Strategy 1. Work your way down.

The idea here is to wean yourself off the big-company world over time, massaging your resume as you go. Apply for positions with companies 10%-25% your current company’s size, work for them for a year, then go work for one 10%-25% of *that* size. After a while you’ll have a resume that relegates your big-company experience to prestigious “background” status, while proving (to yourself and others) that you can thrive in a small-company culture. This will also let you add earlier-stage people to your network. If at any time you find it’s not worth it, you can chicken out and go back to your parking space and lifeless corporate tool existence.

Strategy 2. Become a startup advisor.

Odds are you’d make an impressive one for companies interested in the industries you know. Engage deeply and volunteer to be hands on. This gives you the opportunity to expand your network and get comfortable with startup culture. You don’t really have to leave your job to do it.

These days, every major city seems to be building its own startup ecosystem. Google “startups [your city name]” and plug in. You know how to network: attend lots of events, meet lots of people, and be helpful and engaged with people you come across. Boston (my home town) is lucky to have a vibrant startup community – we often joke that you could attend an event every night if you chose to. Here are some places to start around here:

  • Mass Innovation Nights. A monthly event featuring a handful of active Massachusetts-based startups launching innovative products. A stalwart feature of the startup scene and a good place for people exploring the community to start
  • Open Drinks Meetup. A good broad-spectrum, general-purpose meetup group.
  • Mass Challenge. The premiere accelerator in Boston. Events are always well attended and good for meeting people
  • PitchClubBoston. One of my side projects (shameless plug). Good place to pick up the startup vibe and meet interesting early-stage entrepreneurs.

Strategy 3. Found something.

This is the riskiest but most rewarding path. The risk is basically twofold: not only could your company fail, but you may not be cut out for a deep-end-of-the-pool immersion in startup life. That said, although they will (correctly) be suspicious of your ability to survive the early-stage world, a background of respected big-name companies will be appreciated by investors. Assembling or joining a team with a balance of early- and big-company people should neutralize this concern. Remember that specialization is anathema to startups. Everyone does a bit of everything, and everyone works on the product. Always be willing to water the plants.

Finding founders is not easy, of course. It’s very very much like dating. Luckily, founder dating is a thing.
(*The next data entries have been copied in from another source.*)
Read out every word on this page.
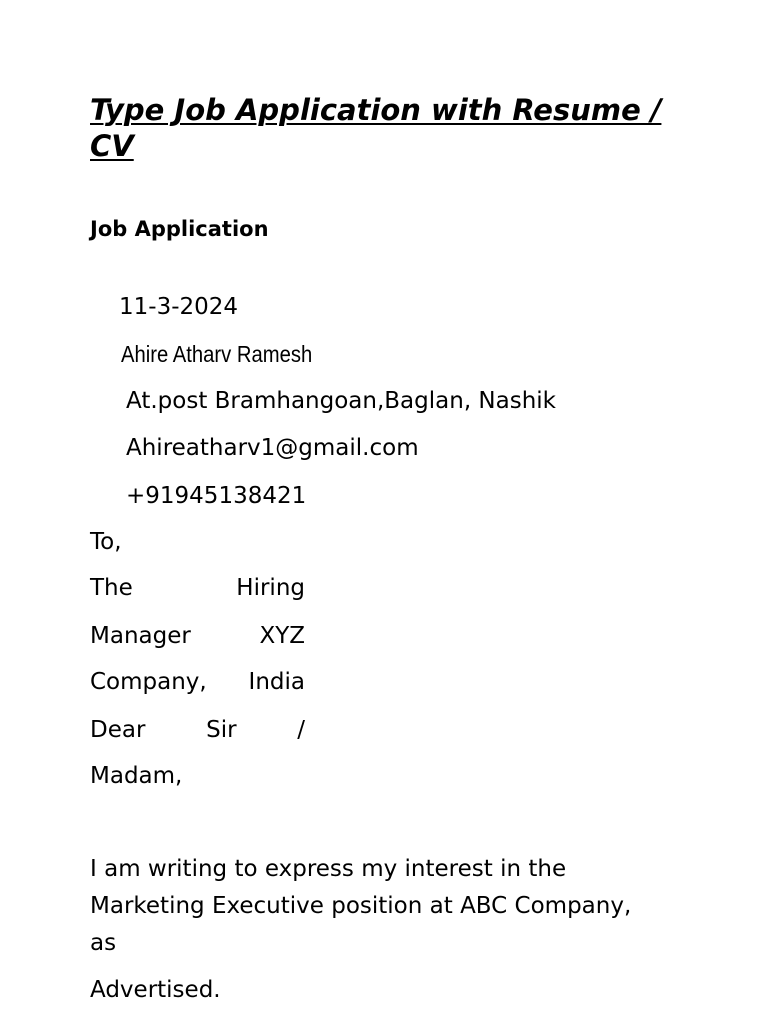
Type Job Application with Resume / CV
Job Application

11-3-2024

Ahire Atharv Ramesh

At.post Bramhangoan,Baglan, Nashik

Ahireatharv1@gmail.com

+91945138421

To,

The	Hiring

Manager	XYZ

Company, India

Dear	Sir	/

Madam,

I am writing to express my interest in the Marketing Executive position at ABC Company, as

Advertised.
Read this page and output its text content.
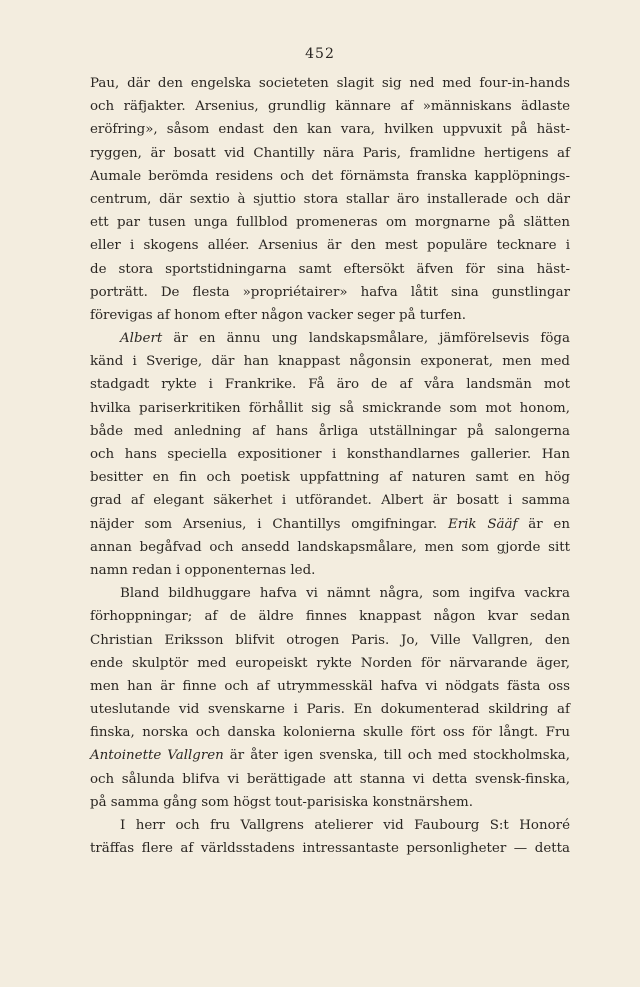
452
Pau, där den engelska societeten slagit sig ned med four-in-hands
och räfjakter. Arsenius, grundlig kännare af »människans ädlaste
eröfring», såsom endast den kan vara, hvilken uppvuxit på häst-
ryggen, är bosatt vid Chantilly nära Paris, framlidne hertigens af
Aumale berömda residens och det förnämsta franska kapplöpnings-
centrum, där sextio à sjuttio stora stallar äro installerade och där
ett par tusen unga fullblod promeneras om morgnarne på slätten
eller i skogens alléer. Arsenius är den mest populäre tecknare i
de stora sportstidningarna samt eftersökt äfven för sina häst-
porträtt. De flesta »propriétairer» hafva låtit sina gunstlingar
förevigas af honom efter någon vacker seger på turfen.
Albert är en ännu ung landskapsmålare, jämförelsevis föga
känd i Sverige, där han knappast någonsin exponerat, men med
stadgadt rykte i Frankrike. Få äro de af våra landsmän mot
hvilka pariserkritiken förhållit sig så smickrande som mot honom,
både med anledning af hans årliga utställningar på salongerna
och hans speciella expositioner i konsthandlarnes gallerier. Han
besitter en fin och poetisk uppfattning af naturen samt en hög
grad af elegant säkerhet i utförandet. Albert är bosatt i samma
näjder som Arsenius, i Chantillys omgifningar. Erik Sääf är en
annan begåfvad och ansedd landskapsmålare, men som gjorde sitt
namn redan i opponenternas led.
Bland bildhuggare hafva vi nämnt några, som ingifva vackra
förhoppningar; af de äldre finnes knappast någon kvar sedan
Christian Eriksson blifvit otrogen Paris. Jo, Ville Vallgren, den
ende skulptör med europeiskt rykte Norden för närvarande äger,
men han är finne och af utrymmesskäl hafva vi nödgats fästa oss
uteslutande vid svenskarne i Paris. En dokumenterad skildring af
finska, norska och danska kolonierna skulle fört oss för långt. Fru
Antoinette Vallgren är åter igen svenska, till och med stockholmska,
och sålunda blifva vi berättigade att stanna vi detta svensk-finska,
på samma gång som högst tout-parisiska konstnärshem.
I herr och fru Vallgrens atelierer vid Faubourg S:t Honoré
träffas flere af världsstadens intressantaste personligheter — detta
Approach them the same way dating is done these days: connect online, then go out a few times to see if there’s chemistry.
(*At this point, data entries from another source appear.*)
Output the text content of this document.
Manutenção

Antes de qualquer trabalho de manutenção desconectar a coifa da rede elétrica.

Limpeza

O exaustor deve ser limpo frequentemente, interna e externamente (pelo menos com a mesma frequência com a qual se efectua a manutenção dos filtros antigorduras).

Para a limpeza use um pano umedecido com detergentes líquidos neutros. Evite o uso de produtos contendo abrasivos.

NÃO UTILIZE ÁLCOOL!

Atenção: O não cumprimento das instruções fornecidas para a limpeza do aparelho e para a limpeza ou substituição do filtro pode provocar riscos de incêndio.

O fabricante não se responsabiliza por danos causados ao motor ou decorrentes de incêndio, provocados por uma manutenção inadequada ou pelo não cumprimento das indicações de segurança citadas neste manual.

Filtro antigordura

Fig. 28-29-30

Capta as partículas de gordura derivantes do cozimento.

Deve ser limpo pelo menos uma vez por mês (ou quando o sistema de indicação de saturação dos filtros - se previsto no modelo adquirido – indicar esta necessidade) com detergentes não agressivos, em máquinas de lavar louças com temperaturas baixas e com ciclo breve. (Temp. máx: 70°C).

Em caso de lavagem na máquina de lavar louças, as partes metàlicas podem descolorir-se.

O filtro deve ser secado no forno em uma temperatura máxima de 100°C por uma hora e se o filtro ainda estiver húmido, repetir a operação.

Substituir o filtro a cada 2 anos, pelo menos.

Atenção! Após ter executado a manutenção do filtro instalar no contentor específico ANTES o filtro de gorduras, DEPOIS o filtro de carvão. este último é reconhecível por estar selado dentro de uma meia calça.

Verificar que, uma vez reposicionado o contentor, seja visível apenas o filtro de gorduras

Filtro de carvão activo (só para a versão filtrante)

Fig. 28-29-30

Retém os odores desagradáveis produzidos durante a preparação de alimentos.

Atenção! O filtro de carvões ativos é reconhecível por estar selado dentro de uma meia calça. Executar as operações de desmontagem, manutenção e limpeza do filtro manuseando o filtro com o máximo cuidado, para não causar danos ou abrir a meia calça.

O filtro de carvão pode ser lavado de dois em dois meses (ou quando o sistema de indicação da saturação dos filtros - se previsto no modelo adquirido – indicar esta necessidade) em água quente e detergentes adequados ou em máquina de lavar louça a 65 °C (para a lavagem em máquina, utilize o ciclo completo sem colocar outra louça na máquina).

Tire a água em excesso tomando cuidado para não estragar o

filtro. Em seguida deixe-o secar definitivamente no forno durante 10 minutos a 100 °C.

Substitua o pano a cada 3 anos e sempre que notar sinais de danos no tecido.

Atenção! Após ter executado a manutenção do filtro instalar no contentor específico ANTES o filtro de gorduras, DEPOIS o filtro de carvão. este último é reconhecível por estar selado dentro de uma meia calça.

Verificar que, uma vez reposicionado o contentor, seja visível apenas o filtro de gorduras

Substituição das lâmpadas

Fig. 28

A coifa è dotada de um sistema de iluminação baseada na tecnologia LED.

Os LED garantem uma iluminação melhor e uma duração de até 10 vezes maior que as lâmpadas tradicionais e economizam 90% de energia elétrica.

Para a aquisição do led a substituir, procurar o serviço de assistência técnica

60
  • FounderDating.  A bit self-absorbed and not very community focused, but still a useful place for making connections to potential founders.
  • CoFoundersLab.  Similar to FounderDating but more open.
  • F6S. Another founders site but with an international focus.
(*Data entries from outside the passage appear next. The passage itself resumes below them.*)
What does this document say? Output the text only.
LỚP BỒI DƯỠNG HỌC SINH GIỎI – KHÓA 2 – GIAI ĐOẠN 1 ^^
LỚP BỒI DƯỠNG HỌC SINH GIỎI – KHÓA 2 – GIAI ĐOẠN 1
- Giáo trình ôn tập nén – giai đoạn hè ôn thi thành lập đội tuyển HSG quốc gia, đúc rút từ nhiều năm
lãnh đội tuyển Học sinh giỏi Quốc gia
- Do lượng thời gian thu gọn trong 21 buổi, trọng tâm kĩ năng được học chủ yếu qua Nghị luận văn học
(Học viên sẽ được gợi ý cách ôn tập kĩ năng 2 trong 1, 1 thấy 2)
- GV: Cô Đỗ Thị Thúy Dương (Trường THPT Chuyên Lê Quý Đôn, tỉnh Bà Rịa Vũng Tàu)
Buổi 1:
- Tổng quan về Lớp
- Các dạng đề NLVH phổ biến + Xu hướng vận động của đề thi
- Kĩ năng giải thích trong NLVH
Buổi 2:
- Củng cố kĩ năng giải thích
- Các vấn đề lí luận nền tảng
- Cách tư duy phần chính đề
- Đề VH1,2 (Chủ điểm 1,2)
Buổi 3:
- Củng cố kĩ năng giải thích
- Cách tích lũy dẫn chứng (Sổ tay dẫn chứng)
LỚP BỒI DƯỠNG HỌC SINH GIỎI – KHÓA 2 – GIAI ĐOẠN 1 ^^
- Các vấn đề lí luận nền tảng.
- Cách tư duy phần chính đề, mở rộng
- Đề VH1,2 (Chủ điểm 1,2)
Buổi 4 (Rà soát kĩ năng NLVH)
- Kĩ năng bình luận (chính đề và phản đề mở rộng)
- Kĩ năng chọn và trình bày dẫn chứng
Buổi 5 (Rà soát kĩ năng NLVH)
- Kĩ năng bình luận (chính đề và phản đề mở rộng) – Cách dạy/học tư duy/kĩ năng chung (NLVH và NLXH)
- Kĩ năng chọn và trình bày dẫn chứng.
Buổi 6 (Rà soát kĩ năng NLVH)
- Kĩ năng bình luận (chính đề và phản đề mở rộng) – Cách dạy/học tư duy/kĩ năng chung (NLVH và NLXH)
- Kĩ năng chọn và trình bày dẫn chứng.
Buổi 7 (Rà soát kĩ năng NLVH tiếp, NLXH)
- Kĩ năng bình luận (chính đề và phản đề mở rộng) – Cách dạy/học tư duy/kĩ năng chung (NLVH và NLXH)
* A note on changing the world.

Leaving your job and volunteering at a soup kitchen or a refugee camp will make a difference in the world too. But your influence will be limited to the individuals you come in contact with, and will always be subject to the whims of donors, foundations, or governments. A perfectly viable, effective nonprofit can still be shut down because a distant foundation threw a bad fundraising event. Startups, by contrast, are in the business of solving problems experienced by many people in an economically sustainable way. A viable and effective startup can keep doing what it’s doing forever. If you want to have impact, go join a startup.

Michael Sattler

With a career spent in founding and technical leadership roles with new and enterprise-level organizations, Michael Sattler is a veteran in technology strategy, operations, and product management. He’s spent decades in B2B and B2C SaaS product development, software and application design, engineering operations, new venture creation, and innovation practices.

He has scaled and managed technical teams from 2-50+ across three continents, led large-scale cross-functional program management, and founded or co-founded six companies.